Benadryl is essentially a regional brand in terms of registered footprint, available in eight countries that together stretch across the Americas, southern Europe, and South and Southeast Asia. Its active ingredient in this registration set is diphenhydramine, a first-generation antihistamine with additional sedative, hypnotic, and antipruritic categorisation.
Diphenhydramine is used in the management of allergic reactions, hay fever, and cold-related symptoms, and is also referenced for a broader set of indications including fever, peptic ulcer, parkinsonism, and burping depending on the regulatory context. The structured indication list further down this page captures the full set of registered uses across the markets where Benadryl is sold.
A point worth flagging for international readers: the Benadryl brand name is applied to different active ingredients in different countries. A traveller who knows Benadryl from one market should not assume the product on a pharmacy shelf elsewhere contains the same molecule — in some markets the label covers an entirely different antihistamine, and in others it covers a combination cold preparation. The countries in this particular registration set include Argentina, India, Greece, Thailand, and Canada, but the formulation behind the label can vary even between them.

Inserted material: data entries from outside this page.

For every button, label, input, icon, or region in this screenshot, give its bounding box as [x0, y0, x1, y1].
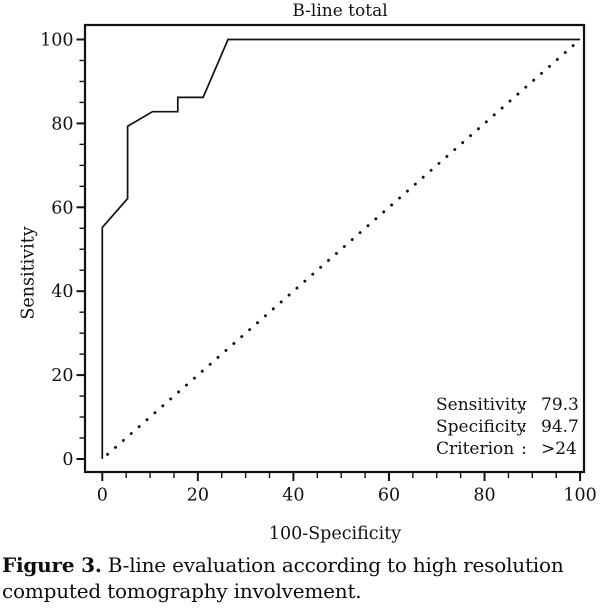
chart-series [100, 38, 582, 461]
y-tick-label: 40 [51, 282, 73, 302]
roc-curve-line [101, 38, 581, 459]
y-tick-label: 60 [51, 198, 73, 218]
x-tick-label: 60 [378, 486, 400, 506]
x-tick-label: 40 [282, 486, 304, 506]
annotation-colon: : [521, 439, 527, 459]
roc-chart: B-line total 0 20 40 60 80 100 0 20 40 60 80 100 10… [19, 1, 597, 544]
y-tick-label: 20 [51, 366, 73, 386]
annotation-colon: : [521, 417, 527, 437]
annotation-value: 79.3 [541, 395, 579, 415]
figure-caption: Figure 3. B-line evaluation according to… [2, 552, 599, 604]
annotation-colon: : [521, 395, 527, 415]
annotation-label: Sensitivity [436, 395, 527, 415]
x-tick-label: 100 [563, 486, 596, 506]
axis-tick-labels: 0 20 40 60 80 100 0 20 40 60 80 100 [40, 31, 597, 506]
annotation-label: Specificity [436, 417, 527, 437]
y-tick-label: 0 [62, 450, 73, 470]
axis-ticks [76, 38, 582, 481]
figure-caption-text: B-line evaluation according to high reso… [2, 553, 564, 603]
plot-frame [83, 23, 586, 474]
roc-chart-svg: B-line total 0 20 40 60 80 100 0 20 40 60 80 100 10… [19, 1, 597, 544]
x-tick-label: 80 [473, 486, 495, 506]
annotation-label: Criterion [436, 439, 514, 459]
stats-annotation: Sensitivity : 79.3 Specificity : 94.7 Cr… [436, 395, 579, 459]
x-axis-label: 100-Specificity [269, 524, 401, 544]
y-tick-label: 80 [51, 114, 73, 134]
annotation-value: 94.7 [541, 417, 579, 437]
y-tick-label: 100 [40, 31, 73, 51]
annotation-value: >24 [541, 439, 577, 459]
y-axis-label: Sensitivity [19, 226, 39, 319]
x-tick-label: 0 [97, 486, 108, 506]
chart-title: B-line total [292, 1, 387, 21]
figure-caption-label: Figure 3. [2, 553, 102, 577]
x-tick-label: 20 [187, 486, 209, 506]
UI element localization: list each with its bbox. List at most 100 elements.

Other antihistamines in the same broad class are widely available worldwide under many brand names, including more recent non-sedating molecules that are positioned differently in clinical practice. A local pharmacist can identify what diphenhydramine-containing product, if any, is sold in the destination country. Because of the brand-name overlap across non-equivalent products, anyone using Benadryl abroad — or substituting it — should treat the choice as a question for a healthcare provider rather than relying on the familiar label.